Il est bizarre cet “Homo Sapiens Tunisis“ que la révolution du 14 janvier 2011 a
révélé. Il est intéressant par ses contradictions, ses ambitions illimitées et
son aspiration légitime à la liberté et à une justice sociale!
A la question “quelle est la première priorité en Tunisie?“, 70% de nos
concitoyens répondent “la sécurité“. Sur les ondes des radios, sur les journaux,
notre peuple demande plus de policiers, plus de flics, devant chaque maison et
école, entreprise, mosquée et autres coins de rue.
Nos Homos Sapiens Tunisie sont déprimés le matin, en quittant leur domicile, de
ne pas voir le flic du quartier et celui qui règle la circulation.
Chaque matin, il scrute les rues, pour s’assurer de la présence de son bien-aimé
le flic, du policier et s’inquiète de leur absence.
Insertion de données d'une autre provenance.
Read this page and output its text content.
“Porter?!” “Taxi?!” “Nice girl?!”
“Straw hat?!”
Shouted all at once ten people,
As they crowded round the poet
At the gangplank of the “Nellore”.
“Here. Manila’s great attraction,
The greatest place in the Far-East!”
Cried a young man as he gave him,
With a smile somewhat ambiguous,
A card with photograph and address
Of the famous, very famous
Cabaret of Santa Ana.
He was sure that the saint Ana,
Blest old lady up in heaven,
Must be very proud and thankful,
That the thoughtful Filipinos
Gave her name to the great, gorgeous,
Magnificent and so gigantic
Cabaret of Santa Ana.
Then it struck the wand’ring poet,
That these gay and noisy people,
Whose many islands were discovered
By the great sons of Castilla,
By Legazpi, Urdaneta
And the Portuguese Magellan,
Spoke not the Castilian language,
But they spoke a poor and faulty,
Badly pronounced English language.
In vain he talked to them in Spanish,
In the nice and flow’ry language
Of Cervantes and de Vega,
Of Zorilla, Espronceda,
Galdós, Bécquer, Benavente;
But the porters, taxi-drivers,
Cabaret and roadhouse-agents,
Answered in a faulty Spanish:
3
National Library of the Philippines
On est même très heureux
qu’ils nous arrêtent aux feux rouges, car on se rassure ainsi qu’ils font
effectivement leur boulot.
La meilleure, c’est celle que j’ai écoutée un jour dans un café du coin, où un
citoyen fort respectable raconte à ses amis qu’il a été agréablement surpris le
matin d’être arrêté par un flic alors qu’il téléphonait en conduisant sa
voiture.
Oui être pénalise par le policier du coin est une œuvre de citoyenneté.
“Punis-moi, donc j’existe!
Peut-être que le Tunisien a un flic dans sa tête, du moment qu’on lui disait
qu’ils étaient 170.000 policiers, pour découvrir la suite en réalité qu’ils ne
sont que 50.000. Un citoyen sur un plateau de télévision lors d’une émission
sportive a même demandé de recruter 20.000 policiers, et ce pour résoudre en
partie le problème du chômage et pour les utiliser dans les stades de foot et
autres manifestations.
Cela explique bien l’importance du policier dans notre inconscient collectif et
notre vécu, où il règle notre vie sociale, nos différends, nos conflits… Il a
même une fonction de régulation politique, sociale et économique.
Les Tunisiens et Tunisiennes demandent qu’il y ait plus de policiers visibles et
présents 24h sur 24h et 7 jours sur 7. Car leur présence nous rassure et leur
absence nous inquiète.
En somme, on éprouve le besoin de sa présence pour protéger notre liberté et nos
idées. Mais en même temps, on les accuse de tous les torts, parfois à raison:
ils sont brutaux et violents, irrespectueux, ignorent les droits de l’homme,
espions (certains d’entre eux), etc.
On les accuse également de tous les problèmes, on va jusqu’à dire qu’ils sont la
cause voire les raisons de notre malheur et de nos crises. Mais il faut bien
savoir ce qu’on demande et ce qu’on veut… Il s’agit peut-être pour nous
d’apprendre à vivre entre nous sans le policier et de régler nos différends en
citoyens, c’est-à -dire entre personnes civilisées.
Le syndrome du flic traduit, à mon sens, notre difficulté actuelle -mais
provisoire je l’espère- de vivre dans un espace démocratique et d’apprendre Ã
s’accepter dans nos différences. Bref dans une société démocratique.